Essentially, it ruled that the default position must be that media must be allowed to stream unless there is an objection. Desai made an order on August 3 that media be allowed to live-stream court proceedings unless there was an objection from a particular witness, the defence or the prosecution.

The prosecution objected to the live-streaming of the first witness to take the stand on Monday. Lieutenant-Colonel Sharlene Otto, the chief forensic analyst at the police’s forensic laboratory, will testify about standard operating procedures.

Senior state prosecutor Susan Galloway said these needed to remain confidential. Judge Desai ordered the cameras to stop recording during her testimony.

Otto began by explaining to the court what DNA is: “DNA is the molecule of life”. 

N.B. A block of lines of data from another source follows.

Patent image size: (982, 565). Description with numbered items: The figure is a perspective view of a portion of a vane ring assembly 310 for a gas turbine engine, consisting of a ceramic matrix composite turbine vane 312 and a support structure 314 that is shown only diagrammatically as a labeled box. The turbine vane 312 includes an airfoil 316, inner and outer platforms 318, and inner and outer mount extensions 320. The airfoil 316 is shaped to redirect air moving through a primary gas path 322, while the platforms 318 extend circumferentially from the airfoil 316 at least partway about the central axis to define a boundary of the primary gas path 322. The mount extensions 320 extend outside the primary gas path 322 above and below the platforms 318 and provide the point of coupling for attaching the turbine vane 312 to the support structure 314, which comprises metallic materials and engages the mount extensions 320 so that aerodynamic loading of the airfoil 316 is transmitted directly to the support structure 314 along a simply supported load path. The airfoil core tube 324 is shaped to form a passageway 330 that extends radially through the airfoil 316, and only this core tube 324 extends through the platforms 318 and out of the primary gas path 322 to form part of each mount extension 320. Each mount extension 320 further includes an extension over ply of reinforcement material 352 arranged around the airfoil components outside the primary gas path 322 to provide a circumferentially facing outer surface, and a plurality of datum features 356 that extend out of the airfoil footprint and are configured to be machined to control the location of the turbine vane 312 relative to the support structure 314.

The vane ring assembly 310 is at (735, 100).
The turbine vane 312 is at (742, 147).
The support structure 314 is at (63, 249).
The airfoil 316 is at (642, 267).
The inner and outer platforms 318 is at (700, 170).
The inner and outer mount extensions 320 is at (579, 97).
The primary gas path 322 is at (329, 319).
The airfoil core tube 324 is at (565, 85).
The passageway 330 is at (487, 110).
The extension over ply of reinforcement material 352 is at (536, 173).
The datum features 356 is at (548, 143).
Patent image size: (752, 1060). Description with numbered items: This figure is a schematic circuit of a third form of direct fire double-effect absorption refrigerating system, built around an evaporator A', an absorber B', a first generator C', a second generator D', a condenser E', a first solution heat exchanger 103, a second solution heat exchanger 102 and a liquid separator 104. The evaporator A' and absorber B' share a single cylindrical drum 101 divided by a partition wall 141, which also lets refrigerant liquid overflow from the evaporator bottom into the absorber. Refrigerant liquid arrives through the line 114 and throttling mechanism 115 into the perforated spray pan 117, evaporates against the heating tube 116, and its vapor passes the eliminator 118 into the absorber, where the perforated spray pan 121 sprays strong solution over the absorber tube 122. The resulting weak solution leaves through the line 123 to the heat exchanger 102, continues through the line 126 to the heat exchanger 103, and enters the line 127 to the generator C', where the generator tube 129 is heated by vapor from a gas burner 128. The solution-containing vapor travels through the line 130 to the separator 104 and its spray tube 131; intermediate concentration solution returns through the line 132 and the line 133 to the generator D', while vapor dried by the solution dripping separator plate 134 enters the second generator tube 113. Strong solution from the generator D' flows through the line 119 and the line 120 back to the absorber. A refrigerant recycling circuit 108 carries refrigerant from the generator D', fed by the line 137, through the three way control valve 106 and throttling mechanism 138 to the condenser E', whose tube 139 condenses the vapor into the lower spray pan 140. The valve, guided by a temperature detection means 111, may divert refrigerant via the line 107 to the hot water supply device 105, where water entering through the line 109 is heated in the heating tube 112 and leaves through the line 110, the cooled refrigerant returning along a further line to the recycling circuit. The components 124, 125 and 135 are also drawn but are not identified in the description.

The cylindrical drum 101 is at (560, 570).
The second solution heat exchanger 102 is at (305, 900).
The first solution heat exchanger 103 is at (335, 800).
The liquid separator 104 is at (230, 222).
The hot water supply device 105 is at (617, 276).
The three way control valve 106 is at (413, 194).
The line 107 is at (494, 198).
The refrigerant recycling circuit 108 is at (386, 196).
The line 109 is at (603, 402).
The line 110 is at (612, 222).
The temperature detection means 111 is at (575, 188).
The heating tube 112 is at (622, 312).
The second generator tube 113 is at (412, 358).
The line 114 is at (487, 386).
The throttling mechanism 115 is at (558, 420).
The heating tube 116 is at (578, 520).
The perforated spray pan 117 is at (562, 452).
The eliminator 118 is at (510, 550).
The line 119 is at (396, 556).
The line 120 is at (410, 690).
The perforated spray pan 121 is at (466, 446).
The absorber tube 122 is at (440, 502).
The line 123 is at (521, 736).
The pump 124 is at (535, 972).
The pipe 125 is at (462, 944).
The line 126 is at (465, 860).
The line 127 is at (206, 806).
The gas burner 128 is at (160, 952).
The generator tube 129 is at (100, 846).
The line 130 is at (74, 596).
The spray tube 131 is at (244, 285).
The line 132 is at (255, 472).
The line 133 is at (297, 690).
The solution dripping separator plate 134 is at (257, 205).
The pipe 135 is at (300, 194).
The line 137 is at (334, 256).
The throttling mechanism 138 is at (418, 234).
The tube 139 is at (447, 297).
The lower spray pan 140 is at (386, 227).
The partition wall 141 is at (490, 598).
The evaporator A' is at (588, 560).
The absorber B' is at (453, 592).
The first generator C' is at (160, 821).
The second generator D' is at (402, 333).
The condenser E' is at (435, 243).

“It governs every single characteristic you have as human beings. For a specific person, the DNA is the same from the hair roots to the toe nails. We have our DNA profile from the day of conception and it stays the same until the day we die. Each and every person’s DNA is made up of fifty percent of the mother and fifty percent from the Father”. 

She told the court DNA analysts were not told which cases DNA samples came from but instead worked “completely objectively and blindly”. 

Otto is expected to detail the results of the DNA analysis of swabs and exhibits taken from the crime scene.